Abu Zaad, W12. A ‘truly great neighbourhood restaurant’.
Welcome to the weekly round-up of national critics’ restaurant reviews by Oliver Thring
Abu Zaad is a ‘beauty’, says Matthew Norman, ‘one of Britain’s tiny handful of Syrian restaurants’. ‘The food is immaculately fresh’: fatoush was ‘superb’ and minced lamb with aubergine and yoghurt ‘delicious and aesthetically pleasing’. This is a ‘truly great neighbourhood restaurant’.

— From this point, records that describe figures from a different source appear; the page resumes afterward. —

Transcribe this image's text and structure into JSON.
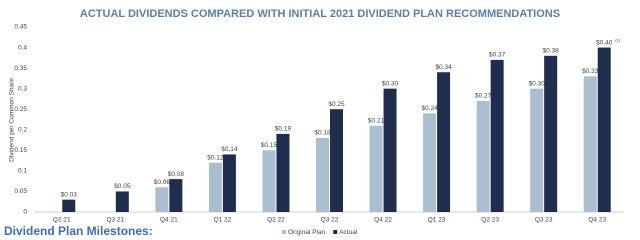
{
  "chart_data": {
    "type": "bar",
    "title": "ACTUAL DIVIDENDS COMPARED WITH INITIAL 2021 DIVIDEND PLAN RECOMMENDATIONS",
    "y_label": "Dividend per Common Share",
    "categories": [
      "Q2 21",
      "Q3 21",
      "Q4 21",
      "Q1 22",
      "Q2 22",
      "Q3 22",
      "Q4 22",
      "Q1 23",
      "Q2 23",
      "Q3 23",
      "Q4 23"
    ],
    "series": [
      {
        "name": "Original Plan",
        "color": "#a9bfcf",
        "values": [
          null,
          null,
          0.06,
          0.12,
          0.15,
          0.18,
          0.21,
          0.24,
          0.27,
          0.3,
          0.33
        ],
        "value_labels": [
          null,
          null,
          "$0.06",
          "$0.12",
          "$0.15",
          "$0.18",
          "$0.21",
          "$0.24",
          "$0.27",
          "$0.30",
          "$0.33"
        ]
      },
      {
        "name": "Actual",
        "color": "#1f2d4f",
        "values": [
          0.03,
          0.05,
          0.08,
          0.14,
          0.19,
          0.25,
          0.3,
          0.34,
          0.37,
          0.38,
          0.4
        ],
        "value_labels": [
          "$0.03",
          "$0.05",
          "$0.08",
          "$0.14",
          "$0.19",
          "$0.25",
          "$0.30",
          "$0.34",
          "$0.37",
          "$0.38",
          "$0.40"
        ]
      }
    ],
    "footnote_marker": "(1)",
    "ylim": [
      0,
      0.45
    ],
    "yticks": [
      0,
      0.05,
      0.1,
      0.15,
      0.2,
      0.25,
      0.3,
      0.35,
      0.4,
      0.45
    ],
    "grid": false,
    "legend": "bottom"
  },
  "section_heading": "Dividend Plan Milestones:"
}
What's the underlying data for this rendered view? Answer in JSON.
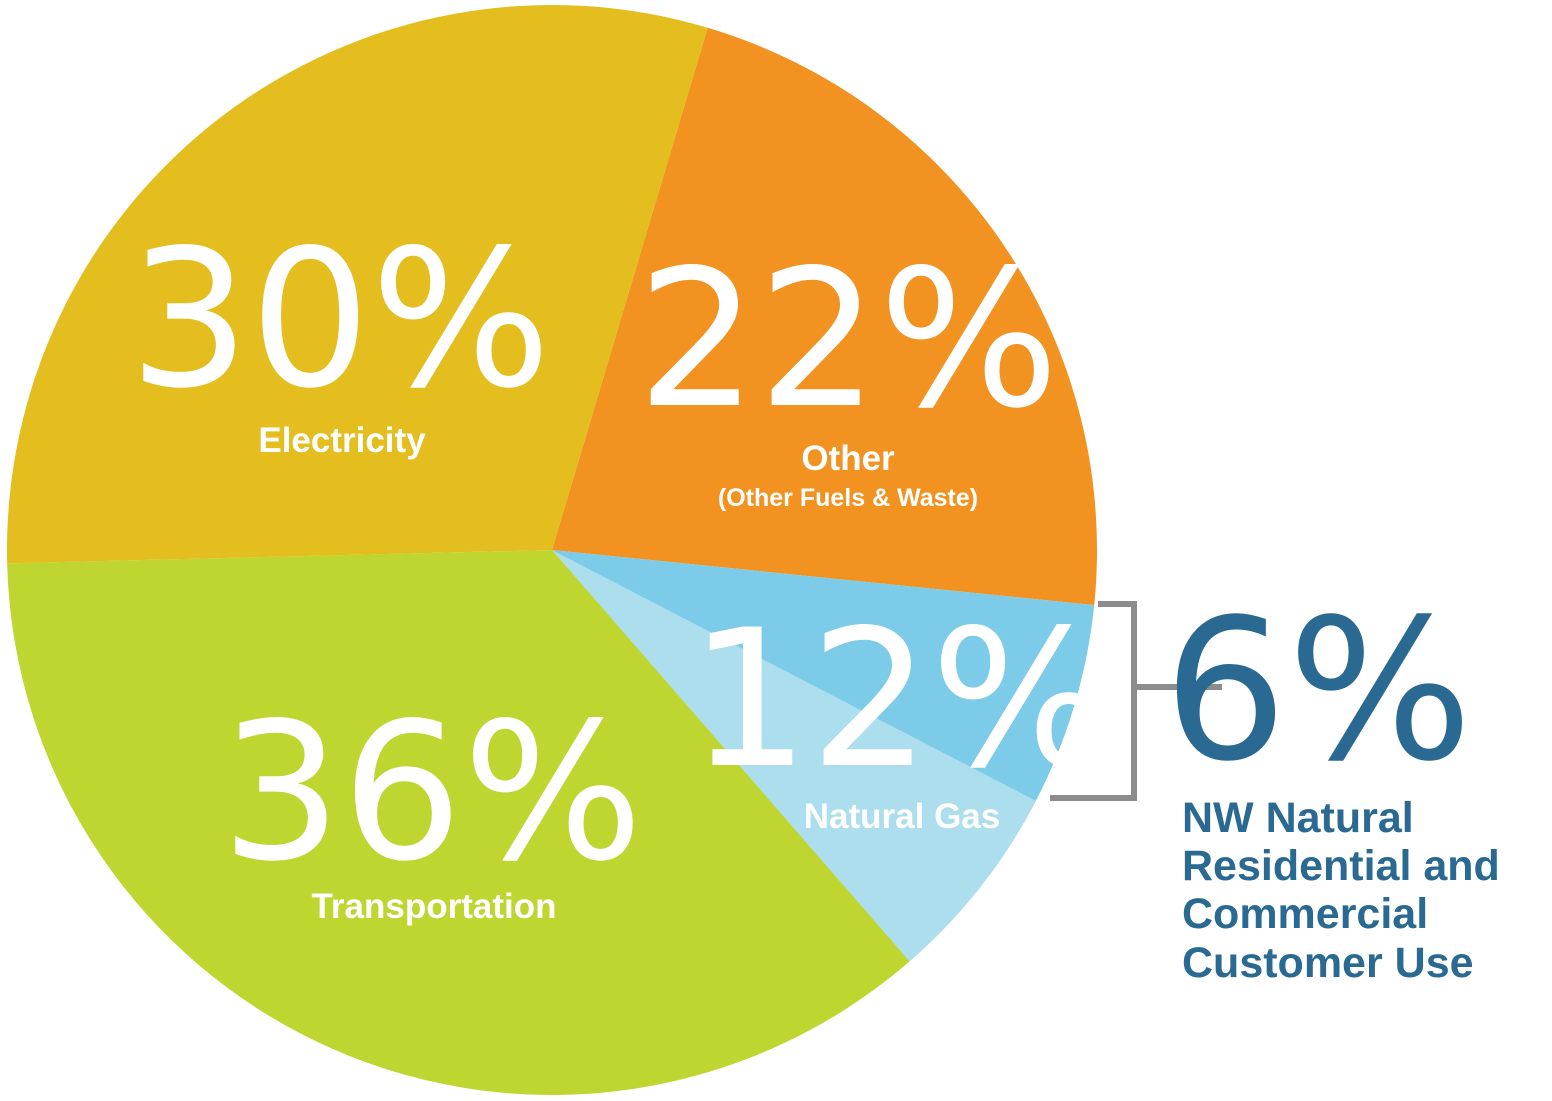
{
  "chart_data": {
    "type": "pie",
    "slices": [
      {
        "label": "Electricity",
        "percent_label": "30%",
        "value": 30,
        "color": "#e4bd1f"
      },
      {
        "label": "Other",
        "sublabel": "(Other Fuels & Waste)",
        "percent_label": "22%",
        "value": 22,
        "color": "#f29220"
      },
      {
        "label": "Natural Gas",
        "percent_label": "12%",
        "value": 12,
        "color": "#7ccbe8",
        "sub_slice": {
          "value": 6,
          "color": "#acdeed"
        }
      },
      {
        "label": "Transportation",
        "percent_label": "36%",
        "value": 36,
        "color": "#bfd631"
      }
    ],
    "callout": {
      "percent_label": "6%",
      "value": 6,
      "lines": [
        "NW Natural",
        "Residential and",
        "Commercial",
        "Customer Use"
      ],
      "color": "#2a6a92",
      "bracket_color": "#8c8c8c"
    }
  }
}
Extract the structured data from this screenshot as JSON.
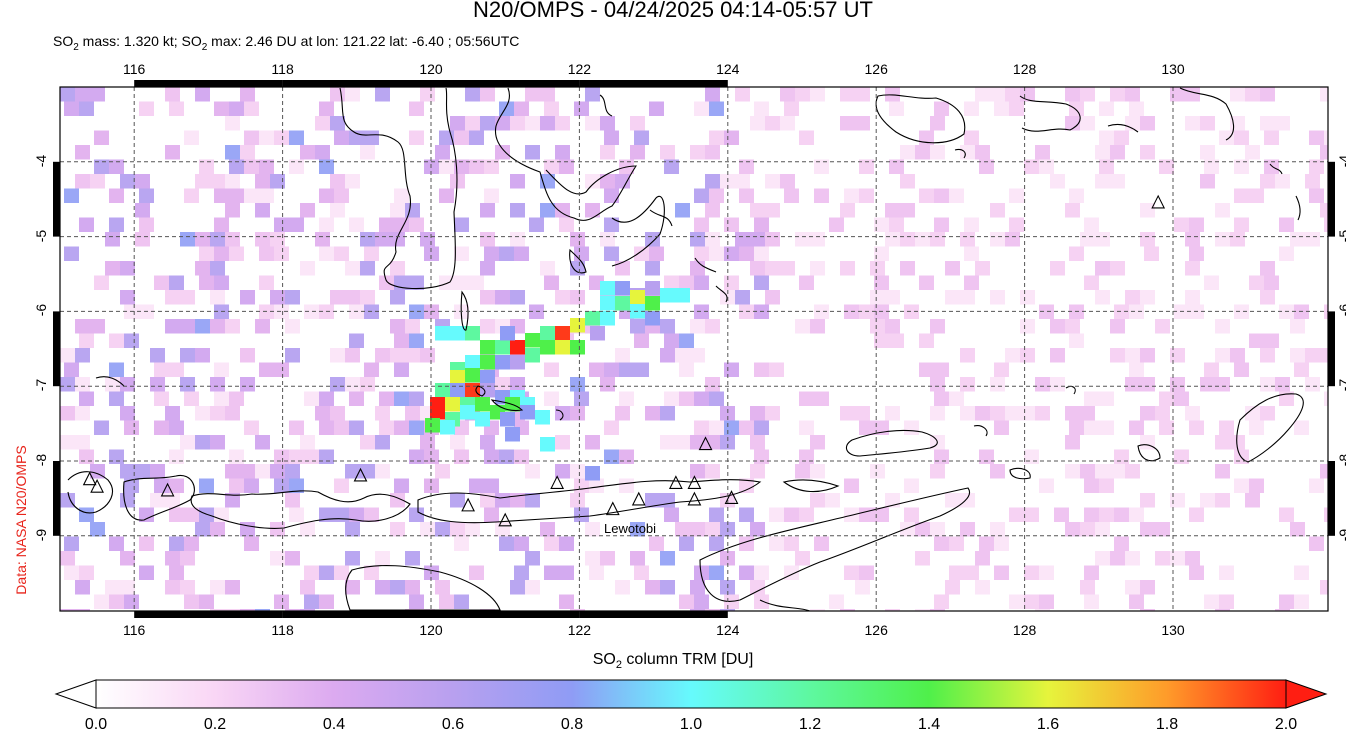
{
  "title": "N20/OMPS - 04/24/2025 04:14-05:57 UT",
  "subtitle": {
    "mass_label": "SO",
    "mass_text": " mass: 1.320 kt; SO",
    "max_text": " max: 2.46 DU at lon: 121.22 lat: -6.40 ; 05:56UTC"
  },
  "credit": "Data: NASA N20/OMPS",
  "map": {
    "lon_ticks": [
      "116",
      "118",
      "120",
      "122",
      "124",
      "126",
      "128",
      "130"
    ],
    "lat_ticks": [
      "-4",
      "-5",
      "-6",
      "-7",
      "-8",
      "-9"
    ],
    "lon_range": [
      115.0,
      132.0
    ],
    "lat_range": [
      -3.0,
      -10.0
    ],
    "grid": true,
    "volcano_label": "Lewotobi",
    "volcanoes": [
      {
        "lon": 115.5,
        "lat": -8.35
      },
      {
        "lon": 115.4,
        "lat": -8.25
      },
      {
        "lon": 116.45,
        "lat": -8.4
      },
      {
        "lon": 119.05,
        "lat": -8.2
      },
      {
        "lon": 120.5,
        "lat": -8.6
      },
      {
        "lon": 121.0,
        "lat": -8.8
      },
      {
        "lon": 121.7,
        "lat": -8.3
      },
      {
        "lon": 122.45,
        "lat": -8.65
      },
      {
        "lon": 122.8,
        "lat": -8.52
      },
      {
        "lon": 123.3,
        "lat": -8.3
      },
      {
        "lon": 123.55,
        "lat": -8.3
      },
      {
        "lon": 123.55,
        "lat": -8.52
      },
      {
        "lon": 123.7,
        "lat": -7.78
      },
      {
        "lon": 124.05,
        "lat": -8.5
      },
      {
        "lon": 129.8,
        "lat": -4.55
      }
    ]
  },
  "xlabel_prefix": "SO",
  "xlabel_suffix": " column TRM [DU]",
  "colorbar": {
    "ticks": [
      "0.0",
      "0.2",
      "0.4",
      "0.6",
      "0.8",
      "1.0",
      "1.2",
      "1.4",
      "1.6",
      "1.8",
      "2.0"
    ],
    "stops": [
      "#ffffff",
      "#f9d6f5",
      "#dcaaf0",
      "#b8a0ef",
      "#8f9cf5",
      "#66fafd",
      "#5ef8a0",
      "#4ff04a",
      "#e6f43c",
      "#ff9b2a",
      "#ff1e12"
    ]
  },
  "so2_hotspot": {
    "lon": 121.22,
    "lat": -6.4,
    "value_du": 2.46
  }
}
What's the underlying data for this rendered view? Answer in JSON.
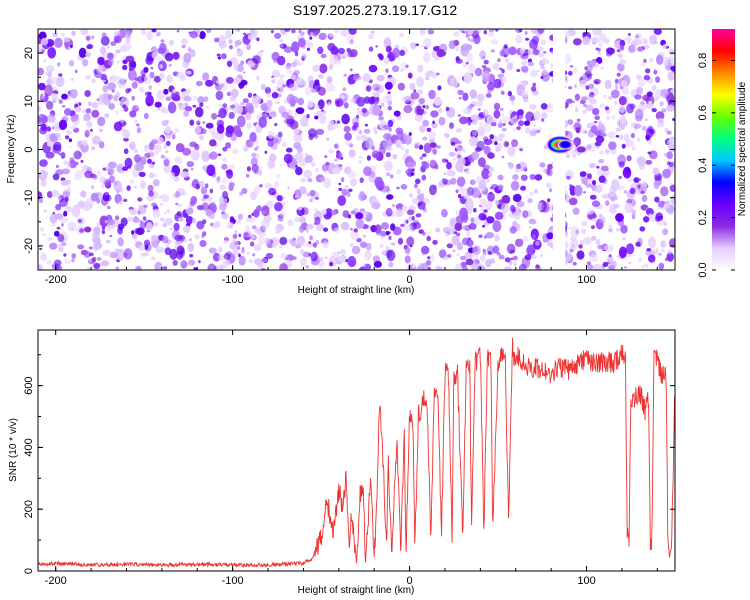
{
  "title": "S197.2025.273.19.17.G12",
  "chart_data": [
    {
      "type": "heatmap",
      "xlabel": "Height of straight line (km)",
      "ylabel": "Frequency (Hz)",
      "xlim": [
        -210,
        150
      ],
      "ylim": [
        -25,
        25
      ],
      "xticks": [
        -200,
        -100,
        0,
        100
      ],
      "yticks": [
        -20,
        -10,
        0,
        10,
        20
      ],
      "colorbar": {
        "label": "Normalized spectral amplitude",
        "range": [
          0.0,
          0.92
        ],
        "ticks": [
          "0.0",
          "0.2",
          "0.4",
          "0.6",
          "0.8"
        ],
        "tick_values": [
          0.0,
          0.2,
          0.4,
          0.6,
          0.8
        ],
        "colors": [
          "#ffffff",
          "#e6ccff",
          "#8a2be2",
          "#6a00ff",
          "#0000ff",
          "#00c8ff",
          "#00ff80",
          "#66ff00",
          "#ffff00",
          "#ff8800",
          "#ff0000",
          "#ff00a0"
        ]
      },
      "noise_level": "0.0–0.15 (purple speckle) across all heights",
      "gap_x_range": [
        81,
        88
      ],
      "signal_peaks": [
        {
          "x": 85,
          "y": 1,
          "amplitude": 0.92
        },
        {
          "x": 88,
          "y": 1,
          "amplitude": 0.35
        },
        {
          "x": 97,
          "y": 0,
          "amplitude": 0.25
        }
      ]
    },
    {
      "type": "line",
      "xlabel": "Height of straight line (km)",
      "ylabel": "SNR (10 * v/v)",
      "xlim": [
        -210,
        150
      ],
      "ylim": [
        0,
        780
      ],
      "xticks": [
        -200,
        -100,
        0,
        100
      ],
      "yticks": [
        0,
        200,
        400,
        600
      ],
      "color": "#ee3333",
      "series": [
        {
          "name": "SNR",
          "x": [
            -210,
            -200,
            -180,
            -160,
            -140,
            -120,
            -100,
            -80,
            -60,
            -55,
            -50,
            -47,
            -45,
            -43,
            -40,
            -38,
            -36,
            -34,
            -33,
            -30,
            -28,
            -26,
            -25,
            -22,
            -20,
            -18,
            -17,
            -15,
            -13,
            -12,
            -10,
            -8,
            -7,
            -5,
            -3,
            -2,
            0,
            2,
            3,
            5,
            8,
            10,
            12,
            14,
            16,
            18,
            20,
            22,
            24,
            25,
            27,
            30,
            32,
            34,
            35,
            37,
            40,
            42,
            44,
            46,
            47,
            50,
            52,
            54,
            56,
            58,
            59,
            60,
            62,
            64,
            66,
            68,
            70,
            75,
            80,
            85,
            90,
            95,
            100,
            105,
            110,
            115,
            120,
            122,
            123,
            124,
            125,
            128,
            130,
            133,
            135,
            136,
            137,
            138,
            140,
            142,
            145,
            146,
            147,
            148,
            150
          ],
          "y": [
            20,
            25,
            20,
            22,
            20,
            21,
            20,
            20,
            25,
            40,
            110,
            240,
            180,
            120,
            270,
            200,
            300,
            60,
            190,
            30,
            250,
            240,
            20,
            300,
            40,
            300,
            550,
            350,
            80,
            350,
            50,
            350,
            400,
            50,
            450,
            60,
            520,
            480,
            70,
            500,
            560,
            540,
            75,
            600,
            580,
            100,
            650,
            640,
            110,
            620,
            650,
            120,
            660,
            670,
            115,
            680,
            690,
            125,
            700,
            690,
            130,
            680,
            690,
            700,
            140,
            730,
            690,
            700,
            690,
            680,
            680,
            640,
            660,
            650,
            640,
            660,
            650,
            670,
            690,
            670,
            680,
            670,
            700,
            690,
            120,
            100,
            540,
            560,
            580,
            520,
            560,
            100,
            90,
            700,
            690,
            640,
            640,
            90,
            70,
            80,
            600
          ]
        }
      ]
    }
  ]
}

AA Gill ‘ate almost everything’ at Gauthier Soho, but the food was ‘very neat and polite, and exceedingly bland’. Broad beans ‘tasted of soap’ and a tiny bit of john dory was ‘like a mermaid’s lip’. ‘It all seemed exhausted, small, timid and neat, without being attractive, like eating sighs and sniffles.’
Allan Jenkins is there too with the Observer, finding the place ‘quiet’ and ‘subdued’. A crab dish was ‘fresh if not exciting’ and the famous risotto ‘faultless’. This was ‘three sublime plates of food out of eight with one world-beater for a hefty £70 a head’.
Zoe Williams is at The Elephant in Torquay, which is split into a bistroey place downstairs and a fayn dayning (hat tip: Marina O’Loughlin) room upstairs. Beetroot and goat’s cheese salad (which seems to be on every menu in the land this summer) tasted of ‘Garden!’ though scallops with apple and cucumber was ‘a bit zingy for my liking’. A creme brulee was ‘totally stunning’: this is food with ‘character’.
A bit of a non-review of Terminus Nord by Robert Chalmers. There isn’t much on the food, but a great deal on the restaurant’s shoddy treatment of a 95-year-old woman and her 70-year-old daughter. The signature choucroute ‘looked like an autopsy’.
John Walsh is at Café Luc on the ever-lovely and very foodie Marylebone High Street. ‘The food … was terrific’. A crab tian was ‘a little work of art’, and chicken with champagne and pappardelle (yum) was ‘easily the loveliest chicken dish I’ve tasted in ages’. It all costs a ‘hefty wedge’, though.
Giles Coren pootles to the Magdalen Arms, where ‘the menu is … pure Anchor & Hope’. English octopus was ‘cool and beefy’, asparagus with clarified butter was ‘sweet like Haribo’ (a compliment) and hake with chorizo was ‘cooked perfectly to time’. I was there last week and agree that it’s great.
‘Tempo is a terrific addition to [Curzon] street,’ says Fay Maschler, with an ‘eye-catching’ dining room. Octopus salad with apple, pomegranate and parsley was ‘delectable’, although fritto misto was ‘rather pedestrian’. A tomato salad was also ‘wonderful … the apotheosis of delicious simplicity’. The location is handy for the Curzon cinema.
Marina O’Loughlin is at Viajante: ‘for the foodiest foodies, this is as close as we get to a Holy Grail’. The food is an ‘adventure’: baguettes with chicken skin butter were ‘sensational’ and presentation was ‘painstaking, exquisite’. Nuno Mendes is ‘as crazy a maverick as the best of them’.
Matthew Fort is at the ‘handsome’ Pump House in Bristol. ‘There is fine, judicious cooking going on here’: bath chap was a ‘light delight’ although a red mullet dish was ‘muddled’. The price is ‘not too high’, either.
And a fine blogging scoop from Kavita Favelle, who visited Pierre Koffmann‘s new place on the day after it opened. ‘The space is well lit and the tables liberally spaced’; the food is ‘classic, provincial French’. Snails with girolles tasted ‘fantastic’ and braised beef cheeks were ‘the epitome of a hearty French stew’. Service is ‘seamless, professional [and] friendly’.